Décarboner les machines agricoles
Face au réchauffement climatique, la transition énergétique du machinisme agricole est devenue une priorité. Axema, le syndicat français du machinisme agricole, a ainsi mené une étude prospective sur la décarbonation des machines agricoles, démarrée en 2023 et présentée le 31 octobre 2025 au Palais du Luxembourg à Paris, en présence de nombreux acteurs de la filière.
La prospective s’inscrit dans la Stratégie nationale bas-carbone (SNBC 3) et présente des scénarios d’atteinte de ses objectifs à horizon 2050. Car pour l’heure, le constat est clair : d’après l’étude, 99,9 % des engins agricoles fonctionnent encore au gazole non routier (GNR). Ce parc de 1,3 million d’automoteurs émet ainsi 8,3 millions de tonnes de CO₂ par an, ce qui représente in fine 18 % des émissions du secteur agricole et 2,5 % des émissions nationales.
Le défi du coût
Les sept simulations d’Axema démontrent sans ambiguïté que plus la décarbonation s’accélère, plus l’investissement devient lourd.
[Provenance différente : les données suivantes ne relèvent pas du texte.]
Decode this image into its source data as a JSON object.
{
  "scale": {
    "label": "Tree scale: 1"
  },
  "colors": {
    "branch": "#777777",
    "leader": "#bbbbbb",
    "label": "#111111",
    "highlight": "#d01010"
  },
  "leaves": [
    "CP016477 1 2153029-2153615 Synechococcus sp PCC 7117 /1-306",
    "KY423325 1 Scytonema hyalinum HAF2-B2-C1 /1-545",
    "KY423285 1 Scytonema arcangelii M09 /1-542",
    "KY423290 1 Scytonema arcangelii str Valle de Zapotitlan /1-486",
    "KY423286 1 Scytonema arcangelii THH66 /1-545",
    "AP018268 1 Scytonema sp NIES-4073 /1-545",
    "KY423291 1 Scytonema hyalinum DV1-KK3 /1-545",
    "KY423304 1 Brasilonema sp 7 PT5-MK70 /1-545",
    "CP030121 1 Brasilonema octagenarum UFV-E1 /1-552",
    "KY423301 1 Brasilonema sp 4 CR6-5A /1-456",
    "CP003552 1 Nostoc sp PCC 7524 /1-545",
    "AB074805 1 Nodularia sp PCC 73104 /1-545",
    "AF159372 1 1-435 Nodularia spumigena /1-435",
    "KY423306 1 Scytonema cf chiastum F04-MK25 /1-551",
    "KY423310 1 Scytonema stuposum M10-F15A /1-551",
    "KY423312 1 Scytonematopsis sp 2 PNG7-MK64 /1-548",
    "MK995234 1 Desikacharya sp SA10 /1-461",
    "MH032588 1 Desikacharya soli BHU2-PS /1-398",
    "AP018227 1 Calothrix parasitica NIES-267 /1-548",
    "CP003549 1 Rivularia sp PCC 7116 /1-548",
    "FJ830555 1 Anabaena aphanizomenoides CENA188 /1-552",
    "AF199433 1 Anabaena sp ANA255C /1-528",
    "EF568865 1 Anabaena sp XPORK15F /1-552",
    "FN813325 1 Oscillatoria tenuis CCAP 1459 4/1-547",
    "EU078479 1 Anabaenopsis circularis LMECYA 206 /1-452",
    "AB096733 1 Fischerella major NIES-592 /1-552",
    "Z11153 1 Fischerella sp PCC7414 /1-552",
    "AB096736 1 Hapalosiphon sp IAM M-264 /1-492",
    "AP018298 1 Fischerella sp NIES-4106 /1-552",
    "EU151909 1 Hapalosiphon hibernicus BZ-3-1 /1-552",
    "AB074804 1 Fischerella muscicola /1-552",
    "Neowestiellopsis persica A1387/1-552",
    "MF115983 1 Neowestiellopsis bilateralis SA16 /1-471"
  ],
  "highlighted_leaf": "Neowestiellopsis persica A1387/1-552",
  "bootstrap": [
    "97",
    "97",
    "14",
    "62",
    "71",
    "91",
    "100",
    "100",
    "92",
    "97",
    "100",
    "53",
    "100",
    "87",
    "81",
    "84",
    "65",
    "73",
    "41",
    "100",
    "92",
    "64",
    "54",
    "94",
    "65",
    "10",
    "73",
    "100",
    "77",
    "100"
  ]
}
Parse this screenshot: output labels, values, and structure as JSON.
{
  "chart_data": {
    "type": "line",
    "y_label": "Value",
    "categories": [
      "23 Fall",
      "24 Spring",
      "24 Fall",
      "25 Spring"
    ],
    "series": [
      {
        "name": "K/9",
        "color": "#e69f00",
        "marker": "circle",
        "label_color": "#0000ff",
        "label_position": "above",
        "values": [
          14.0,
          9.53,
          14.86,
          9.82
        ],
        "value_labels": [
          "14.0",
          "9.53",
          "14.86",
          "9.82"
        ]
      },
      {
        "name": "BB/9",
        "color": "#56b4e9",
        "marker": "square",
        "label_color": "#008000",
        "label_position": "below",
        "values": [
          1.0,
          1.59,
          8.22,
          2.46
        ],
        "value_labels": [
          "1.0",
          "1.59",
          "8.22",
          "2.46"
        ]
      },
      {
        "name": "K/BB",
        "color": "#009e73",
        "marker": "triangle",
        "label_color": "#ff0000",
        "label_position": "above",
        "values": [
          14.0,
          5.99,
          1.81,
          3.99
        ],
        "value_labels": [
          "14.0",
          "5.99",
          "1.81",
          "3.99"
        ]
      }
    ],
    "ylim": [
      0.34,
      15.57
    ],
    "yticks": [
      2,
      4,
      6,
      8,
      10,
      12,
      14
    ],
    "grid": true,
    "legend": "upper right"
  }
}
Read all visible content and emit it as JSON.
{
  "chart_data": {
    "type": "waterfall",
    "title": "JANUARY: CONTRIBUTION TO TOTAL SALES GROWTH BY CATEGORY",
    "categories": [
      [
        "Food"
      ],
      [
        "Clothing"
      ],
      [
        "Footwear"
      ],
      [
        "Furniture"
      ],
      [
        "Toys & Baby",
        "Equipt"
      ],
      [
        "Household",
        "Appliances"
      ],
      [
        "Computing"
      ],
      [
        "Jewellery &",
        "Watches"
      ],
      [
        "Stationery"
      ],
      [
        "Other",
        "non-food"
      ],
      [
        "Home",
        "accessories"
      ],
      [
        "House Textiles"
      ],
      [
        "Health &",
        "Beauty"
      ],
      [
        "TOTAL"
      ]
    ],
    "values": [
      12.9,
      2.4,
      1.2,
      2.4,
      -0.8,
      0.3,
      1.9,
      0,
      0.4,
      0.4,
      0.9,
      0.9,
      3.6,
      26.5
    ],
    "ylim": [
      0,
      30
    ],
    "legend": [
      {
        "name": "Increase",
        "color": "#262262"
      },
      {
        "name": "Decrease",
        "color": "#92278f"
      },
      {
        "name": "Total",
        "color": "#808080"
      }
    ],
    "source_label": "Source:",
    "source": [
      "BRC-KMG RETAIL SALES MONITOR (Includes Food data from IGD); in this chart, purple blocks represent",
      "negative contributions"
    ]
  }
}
Si l’on souhaite atteindre 43 % de réduction d’émissions, cela suppose 77 à 149 milliards d’euros supplémentaires sur 25 ans, soit 3 à 6 milliards d’euros par an. Un effort difficilement soutenable pour des exploitations déjà fragilisées. Face à ces contraintes, Axema présente un scénario dit « multi-énergie », qui combine à la fois biocarburants de synthèse (HVO, e-fuels), BioGNV, électricité et hydrogène et qui apparaît comme le scénario le plus adapté à la situation. Chaque solution proposée trouve sa place dans un contexte précis : le biogaz pour les fermes équipées de méthaniseurs, l’électricité pour les petits engins, l’hydrogène pour les machines puissantes et autonomes. Un scénario qui permettrait 19 % de décarbonation d’ici 2050 avec un surcoût de 18 milliards d'euros. Des solutions qui nécessitent donc un accompagnement important et des infrastructures adaptées.
Huit leviers concrets
Afin d’accélérer cette transition, l’étude d’Axema identifie huit leviers, de l’écoconduite (qui permettrait 20 % d’économie de carburant), à la simplification des démarches de rétrofit (faire remplacer le moteur thermique d’un véhicule par un moteur électrique ou hybride, ndlr) pour convertir les machines existantes. L’organisation souhaite également le développement du réseau de recharge électrique, un accompagnement du BioGNV, et plaide pour un groupe de travail interministériel (transport-agriculture-environnement) afin de lever les freins réglementaires. « La décarbonation de notre industrie et de notre agriculture n’est pas une option, mais une opportunité », a affirmé Damien Fétis, président de la commission Bas Carbone d’Axema. L’enjeu ne revient donc pas seulement à réduire les émissions, mais également à réconcilier performance et responsabilité, en faisant du machinisme agricole un levier de souveraineté et de compétitivité. Cette réflexion collective, partagée lors d’une table ronde réunissant élus, agriculteurs et industriels, dessine finalement une feuille de route commune : faire du machinisme agricole un pilier de la transition agroécologique et industrielle française, conciliant innovation, performance et responsabilité.